Your load is your load, and you don’t judge how you’re doing by comparing yourself to others. You test yourself. As John Stott says: ‘There is one burden that we cannot share…and that is our responsibility to God on the day of judgement. On that day you cannot carry my pack and I cannot carry yours.’
And then we come to v6, and it seems like Paul is changing tack - to paying pastors - but in reality, he’s continuing to drive home how living in the Spirit is going to influence the way you treat others, and what you invest your life in.
Reaping What you Sow
Verse 6: ‘Let the one who is taught the word share all good things with the one who teaches.’ Now, as a church you generously provide for me. So this is for whenever you find yourself in another church. You see, that word ‘share’ is the word for fellowship. So providing financial support for those who teach us the word of God isn’t about paying the pastor a salary, it’s about sharing, it’s about a fellowship. One shares the word, another shares finances. Teachers and taught, we’re in this together. So we don’t approach church as a consumer/provider relationship, or even as a spectator sport, but as a sharing of our lives and gifts in Christ.

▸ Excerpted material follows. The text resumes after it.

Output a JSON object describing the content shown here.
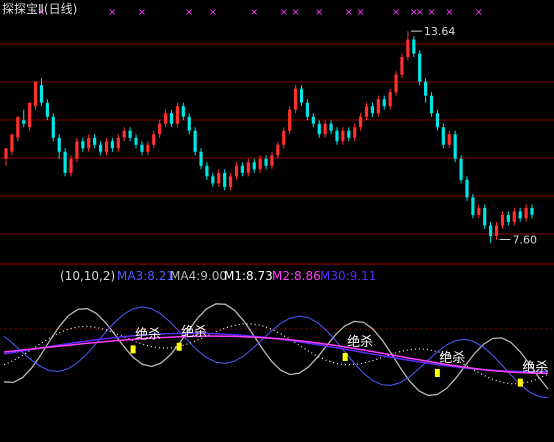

And that phrase, ‘all good things’ primarily means financial support, but that’s not all it means. It might mean encouraging the one who teaches you. As Paul says in 1 Tim 5:17, it might mean honouring them. As the writer says in Hebrews 13:17, it might mean listening to them, obeying and submitting to them, so that they can serve you with joy. And none of that is about putting Bible teachers on a pedestal. It’s simply an expression of the mutual sharing of loving service that should mark us as Christians.
Because, once again, Paul widens this out. Verse 7: ‘Do not be deceived: God is not mocked, for whatever one sows, that will he also reap.’ And that tells you, you can be deceived. You can think that what you sow doesn’t influence what you reap. That you can be tightfisted, or unloving in the way you treat your church leaders, and you won’t face the consequences of that. But Paul is saying, sow Brussel sprouts and you will get Brussel sprouts, you won’t get beautiful sunflowers. But sow sunflowers and you will get sunflowers. But this is not just about life in the church, is it, it’s about all of life: v8: ‘For the one who sows to his own flesh will from the flesh reap corruption, but the one who sows to the Spirit will from the Spirit reap eternal life.’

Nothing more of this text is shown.